ブログにお越し下さり、ありがとうございます。坂本範子です。
思考や感情に関してのセラピーを、数多くやってきました。
それは、古い自分と、それにまつわる制限を発見することであり
それが見つかった時、
今までの制限が多ければ多いほど
大きな開放感を味わいます。
まるで人間が変わってしまったように感じるほどの自由。
「わたしは、●●ということから完全に自由になった」と感じます。
わたしも沢山、救われてきた経験があります。
ただ、ここから先が、今日のお話の要点です。
その、自由になった「わたし」が、いる。
その無意識の大前提に対してどんな態度でいるかで
その現象へのポイントが変わります。
通常のセラピーだと、「わたし」がいることが大前提です。
「わたしが自由になったのだ」を味わい、喜び、
満喫して良いと思います。
ただ、その「わたし」や「わたし」にまつわる様々な現象は
とめどなく変化します。
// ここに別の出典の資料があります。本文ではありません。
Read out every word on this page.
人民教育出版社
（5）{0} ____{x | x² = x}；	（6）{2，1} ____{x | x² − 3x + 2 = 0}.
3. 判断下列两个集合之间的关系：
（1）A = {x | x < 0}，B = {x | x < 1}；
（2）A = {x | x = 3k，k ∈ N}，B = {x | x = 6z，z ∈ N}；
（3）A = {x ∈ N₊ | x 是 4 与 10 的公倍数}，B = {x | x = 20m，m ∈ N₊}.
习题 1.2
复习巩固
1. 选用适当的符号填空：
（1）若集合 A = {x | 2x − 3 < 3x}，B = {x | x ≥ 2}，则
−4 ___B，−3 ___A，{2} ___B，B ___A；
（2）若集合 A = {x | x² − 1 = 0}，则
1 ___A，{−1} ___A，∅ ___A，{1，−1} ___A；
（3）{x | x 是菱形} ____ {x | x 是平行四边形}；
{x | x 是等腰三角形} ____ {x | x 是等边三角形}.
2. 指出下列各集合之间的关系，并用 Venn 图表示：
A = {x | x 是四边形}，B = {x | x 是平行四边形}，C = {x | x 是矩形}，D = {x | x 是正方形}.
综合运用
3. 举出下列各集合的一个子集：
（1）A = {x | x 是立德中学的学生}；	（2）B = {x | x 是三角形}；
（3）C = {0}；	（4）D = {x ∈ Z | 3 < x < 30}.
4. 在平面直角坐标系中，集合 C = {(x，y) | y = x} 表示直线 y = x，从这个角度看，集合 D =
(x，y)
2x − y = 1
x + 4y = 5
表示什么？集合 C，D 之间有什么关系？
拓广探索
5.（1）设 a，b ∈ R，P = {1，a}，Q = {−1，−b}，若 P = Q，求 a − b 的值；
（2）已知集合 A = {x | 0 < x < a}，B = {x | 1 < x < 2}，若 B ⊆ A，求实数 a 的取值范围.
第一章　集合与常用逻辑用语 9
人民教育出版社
諸行無常です。
基本的な心理的コンディションは変化していくでしょうが
際限なく現れてくる「わたし」にまつわる事柄に対して
対処してかなければならないでしょう。
とはいえ、楽に生きる、生きやすくなる、という目的なので在れば
セラピーは十二分に、人生をサポートしてくれるでしょう。
「わたし」がいないということが前提の非二元においても
今まで抱えてきた自我の制限に気づく事は、とても役立つことです。
無意識に抱えてきた自我の罠からの自由だからです。
ただ、
セラピーで何かの開放が起こったとしても
「●●から自由になった」という事に焦点を合わせすぎていると
制限から自由になったことによって
せっかく現れた「無」のスペースを取り逃してしまいます。
いままで様々な制限で覆い隠され、
実感できないままになっていた「無」のスペースが開いたのです。
そこが、非二元に目を向ける人にとっての
大きな自我の罠の瞬間です。
たった今気づき、解放された、
その、「●●からの自由」に夢中になりすぎないように
力を抜いて
「無」に
圧倒的に開き、そこに在ること。
実は、セラピーであろうと、なかろうと
自由や開放・・・どんな言葉でもよいですが
それらと共にやってくる
言葉になりづらい、えも言われぬ
満たされた、安心な感覚の、源は
その「無」のスペースが開いたことそのもの、です。
その瞬間に、どこに目をむけるか・・・
それが、「本当のわたし」とは何なのか?に開いていく
鍵になりうると想っています。
最後までお読みくださり、ありがとうございました。